Lessons Learned

December 08, 2022

Well, glad to be out of the train wreck that is now ▋▋▋▋▋▋▋▋▋▋▋ (company name redacted to protect fragile egos). I learned a lot from the experience, and I’m writing it down while it’s all still fresh in my head. There are lessons to be learned.

The backdrop: a few years ago, one of the other parents at my sons’ school approached me with an idea for a new business. She had met an expert academic in giftedness and learning differences, and they were keen to turn it into a web app.

How far did it get?

It was about to launch. I’d been waiting for the final report content. I received it and was in the process of completing the app. It was two weeks from our first product launch.

That was about almost four months ago.

Then the shit hit the fan.

The Problems As I See Them

Not knowing people’s competencies

With a small startup like this, everyone on the team should build the company’s capabilities.

There should be no place for someone with no experience in business, copy, marketing, tech, design, or education. Being nice just isn’t enough.

Know who is involved, and have clear responsibilities. Never assume you will work it out as you go.

Competing idea: Funded V Bootstrapped

Some of the team wanted this to be a funded start-up. I never thought it was a good prospect for funding and wanted to bootstrap.

The pro-finding side wanted to target schools and education departments as the first customers – B2E (business to enterprise). I pushed for targeting parents and small independent schools to start – B2C (business to consumer).

I’ve worked for years in B2E EdTech. Getting into the student mental health space requires levels of administration in the product, complex hosting necessitating a DevOps team, and numerous long reviews of proposed system architecture. We didn’t have the time or budget for any of that.

I wanted to get the product out there and see if it was viable to consumers first. We tried to do both:

  • They tried to get funding and market to schools and governments.
  • I aimed to develop the product for parents.
  • We tried to cater to both markets with the site.

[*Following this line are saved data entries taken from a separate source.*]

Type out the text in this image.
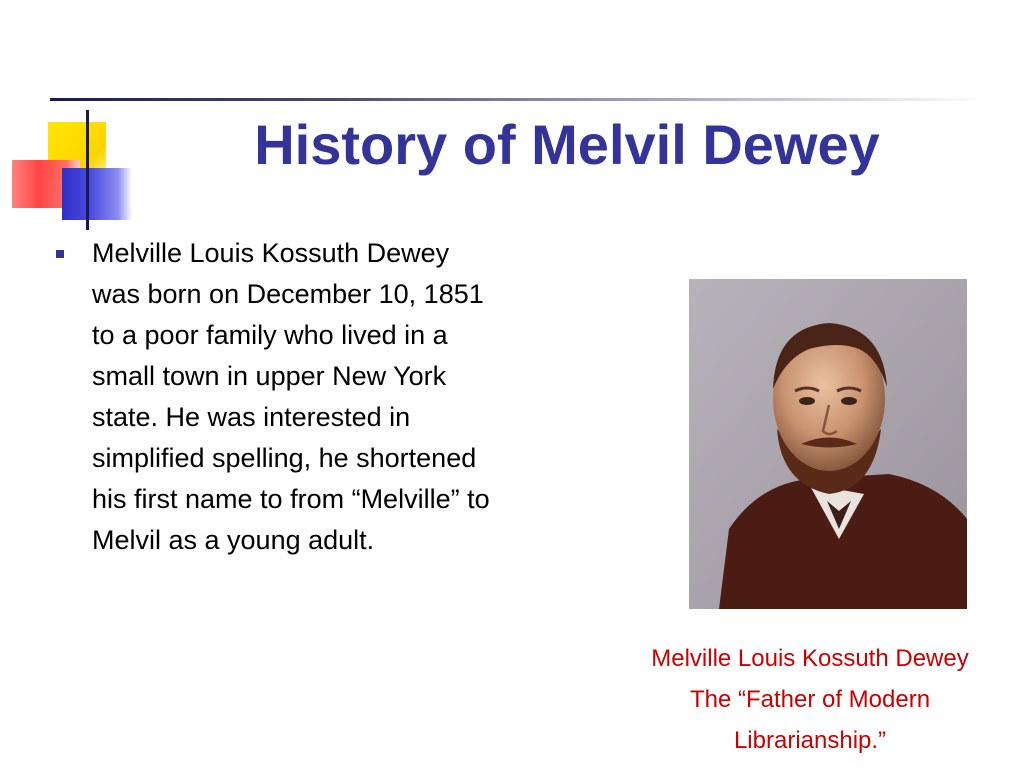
History of Melvil Dewey

Melville Louis Kossuth Dewey was born on December 10, 1851 to a poor family who lived in a small town in upper New York state. He was interested in simplified spelling, he shortened his first name to from “Melville” to Melvil as a young adult.

Melville Louis Kossuth Dewey
The “Father of Modern
Librarianship.”
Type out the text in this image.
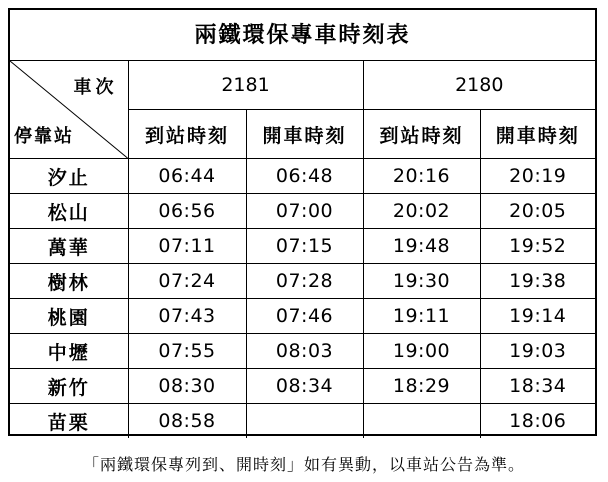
兩鐵環保專車時刻表
車次
停靠站	2181		2180	
	到站時刻	開車時刻	到站時刻	開車時刻
汐止	06:44	06:48	20:16	20:19
松山	06:56	07:00	20:02	20:05
萬華	07:11	07:15	19:48	19:52
樹林	07:24	07:28	19:30	19:38
桃園	07:43	07:46	19:11	19:14
中壢	07:55	08:03	19:00	19:03
新竹	08:30	08:34	18:29	18:34
苗栗	08:58			18:06
「兩鐵環保專列到、開時刻」如有異動，以車站公告為準。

Have a single agreed-upon audience or you cater to noone.

Competing idea: Iterating V finalizing a product before launch

I was keen on getting a product out early and iterating, and would have launched it two years ago. But others wanted everything final before launch. I should have persuaded them to launch early and iterate. I failed.

The problem here is our backgrounds. I’m used to working fast, getting things done, learning from mistakes, and iterating. They came from fields where everything was triple-checked before moving forward. They are incompatible ways of going forwards.

Decide how to move forward before starting.

Warning signs I missed

There were a few things I let slide too easily. Mainly because I really wanted to see the product get out there. It would have made the world a bit better.

  • Starting with a trademark. As I was keen on bootstrapping this, I should have bailed when one team member spent thousands of dollars upfront trademarking the company name. And not in the USA but in Australia??? It was a sign of things to come.

  • Paying too little attention to spending. While I was being a tight arse, watching every penny, there was a lot of money spent on things I didn’t even hear about until the company was in a financial crunch. I didn’t lose money, but was left with no choice but to take a cheap buyout.

  • People ignoring warnings. I would point out risks and consequences and believe they were understood. A team member with no experience in the field continually ignore the warnings, and was shocked at the consequences. I should have triple-checked clear understanding.

  • Outsourcing core business aspects. Like website copy. We understood the product and space best. Outsource later, but become the experts first.

So what’s next for ▋▋▋▋▋▋▋▋▋▋▋?

¯\(ツ)

I’ve deleted my email account, everything else was handed over to the company a few months ago, and I got a few grand.

At that time it became clear that one individual pushed hard to pursue B2B, with no infrastructure in place for B2B, and was more persuasive than me. I saw B2B as a waste of energy at that point, so I stepped out of the way.

A few months later they still had no product launched and had run out of money. The ongoing burn rate was crazy for a self-funded company and is being spent poorly. Everyone except one person took a low-priced buyout rather than end up in debt.

I think the only chance forward for ▋▋▋▋▋▋▋▋▋▋▋ is finding a generous benefactor with a Rolodex full of business contacts to get things in order. If nothing changes dramatically, it will probably keep thrashing about aimlessly until the last person involved runs out of money.

Maybe then I’ll be able to buy back the IP and build it focused as a bootstrapped B2C product. That could be fun.